Loren hizo como si no lo hubiese oído.

– Dentro de poco acabaré con mi mandato, y ya sabes que he informado de que no me presentaré a la reelección.

– ¿Has pensado en lo que harás cuando tengas libre todo el tiempo del mundo?

La congresista sacudió la cabeza.

– He recibido varias ofertas para dirigir diversas organizaciones, y al menos cuatro grupos de presión y tres firmas de abogados me han pedido que me una a sus filas. Pero prefiero retirarme. Viajaré un poco, comenzaré el libro sobre los entresijos del Congreso que siempre he querido escribir, y dedicaré un poco más de tiempo a la pintura.

– Has errado tu vocación -señaló Pitt, que le tocó la mano-. Tus paisajes son muy profesionales.

– ¿Y qué me dices de ti? -replicó ella, segura de la respuesta-. ¿Tú y Al continuaréis yendo de un lado a otro, coqueteando con la muerte para salvar los mares del mundo?

– No puedo hablar por Al, pero para mí se han terminado las guerras.

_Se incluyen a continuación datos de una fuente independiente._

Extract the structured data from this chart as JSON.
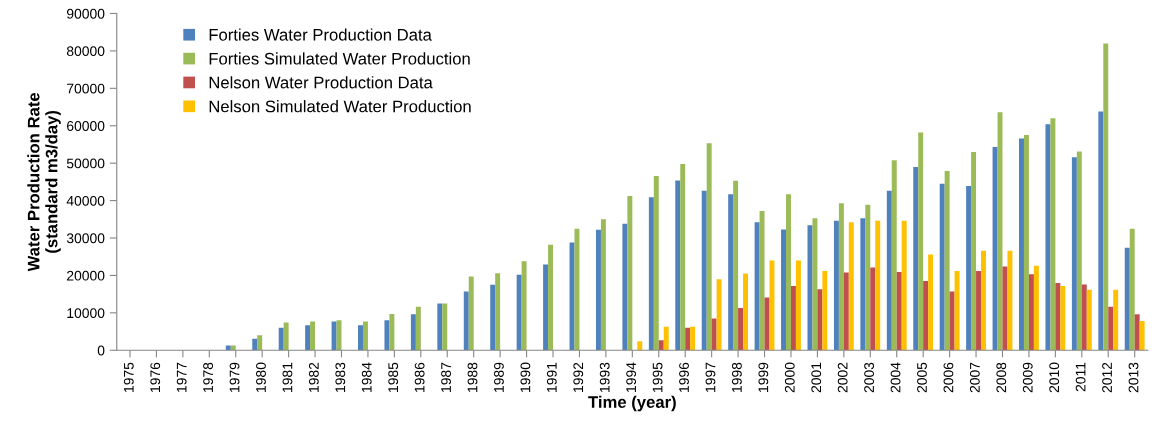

Me dejaré crecer la barba y jugaré con mis coches antiguos hasta que tengan que llevarme al asilo en silla de ruedas.

– Eso es algo que soy incapaz de imaginarme. -Se echó a reír.

– Confiaba en que tú quisieras venir conmigo.

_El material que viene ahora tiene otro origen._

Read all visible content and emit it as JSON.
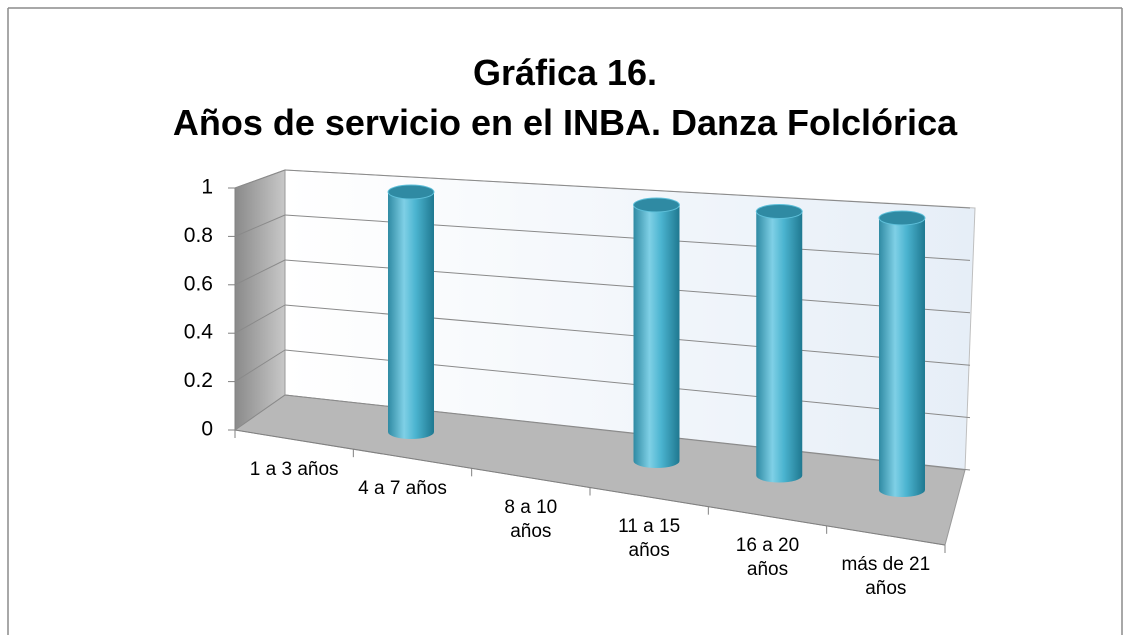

Loren se puso tensa y lo miró con los ojos como platos.

– ¿Se puede saber de qué estás hablando?

Pitt le cogió la mano y se la apretó con fuerza.

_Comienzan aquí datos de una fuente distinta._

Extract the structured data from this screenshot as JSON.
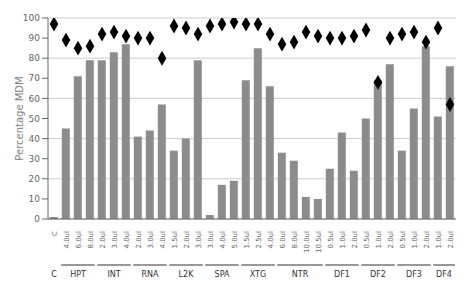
{
  "chart_data": {
    "type": "bar",
    "ylabel": "Percentage MDM",
    "categories": [
      "C",
      "4.0ul",
      "6.0ul",
      "8.0ul",
      "2.0ul",
      "3.0ul",
      "4.0ul",
      "2.0ul",
      "3.0ul",
      "4.0ul",
      "1.5ul",
      "2.0ul",
      "3.0ul",
      "3.0ul",
      "4.0ul",
      "5.0ul",
      "1.5ul",
      "2.5ul",
      "4.0ul",
      "6.0ul",
      "8.0ul",
      "10.0ul",
      "10.5ul",
      "0.5ul",
      "1.0ul",
      "2.0ul",
      "0.5ul",
      "1.0ul",
      "2.0ul",
      "0.5ul",
      "1.0ul",
      "2.0ul",
      "1.0ul",
      "2.0ul"
    ],
    "groups": [
      "C",
      "HPT",
      "HPT",
      "HPT",
      "INT",
      "INT",
      "INT",
      "RNA",
      "RNA",
      "RNA",
      "L2K",
      "L2K",
      "L2K",
      "SPA",
      "SPA",
      "SPA",
      "XTG",
      "XTG",
      "XTG",
      "NTR",
      "NTR",
      "NTR",
      "NTR",
      "DF1",
      "DF1",
      "DF1",
      "DF2",
      "DF2",
      "DF2",
      "DF3",
      "DF3",
      "DF3",
      "DF4",
      "DF4"
    ],
    "series": [
      {
        "type": "bar",
        "color": "#8C8C8C",
        "values": [
          1,
          45,
          71,
          79,
          79,
          83,
          87,
          41,
          44,
          57,
          34,
          40,
          79,
          2,
          17,
          19,
          69,
          85,
          66,
          33,
          29,
          11,
          10,
          25,
          43,
          24,
          50,
          69,
          77,
          34,
          55,
          86,
          51,
          76
        ]
      },
      {
        "type": "scatter",
        "marker": "diamond",
        "color": "#000000",
        "values": [
          97,
          89,
          85,
          86,
          92,
          93,
          91,
          90,
          90,
          80,
          96,
          95,
          92,
          96,
          97,
          98,
          97,
          97,
          92,
          87,
          88,
          93,
          91,
          90,
          90,
          91,
          94,
          68,
          90,
          92,
          93,
          88,
          95,
          57
        ]
      }
    ],
    "ylim": [
      0,
      100
    ],
    "yticks": [
      0,
      10,
      20,
      30,
      40,
      50,
      60,
      70,
      80,
      90,
      100
    ],
    "grid": true
  }
}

– Hablo, Loren Smith, de que creo que ha llegado el momento de pedir tu mano en matrimonio.

Ella lo miró con una expresión de la más absoluta incredulidad.

– ¿No… no estarás…? No será una broma, ¿no? -La emoción la hizo tartamudear.

– Hablo muy en serio -afirmó Pitt, que veía las lágrimas en sus ojos violeta-. Te quiero, te quiero desde hace mil años, y quiero que seas mi esposa.

Loren temblaba como un flan. La dama de hierro de la Cámara de Representantes, la mujer que nunca se echaba atrás por muy fuertes que fueran las presiones políticas, la que era igual o más fuerte que cualquier hombre en Washington. Apartó la mano y se la llevó a los ojos mientras lloraba a moco tendido.

Pitt se levantó y fue al otro lado para abrazarla.

– Perdóname, no pretendía inquietarte.

Loren lo miró con el rostro bañado en lágrimas.

– Tonto. ¿Tienes idea de cuánto tiempo llevo esperando escuchar estas palabras?

Esta vez fue Pitt quien la miró sorprendido.

– Cada vez que ha salido el tema, siempre has dicho que el matrimonio quedaba descartado porque ambos estábamos casados con nuestros trabajos.

– ¿Siempre crees todo lo que dicen las mujeres?

Pitt la levantó de la silla y la besó en los labios.

– Perdóname por haber tardado tanto y haber sido un tonto redomado. Pero la pregunta es válida. ¿Te casarás conmigo?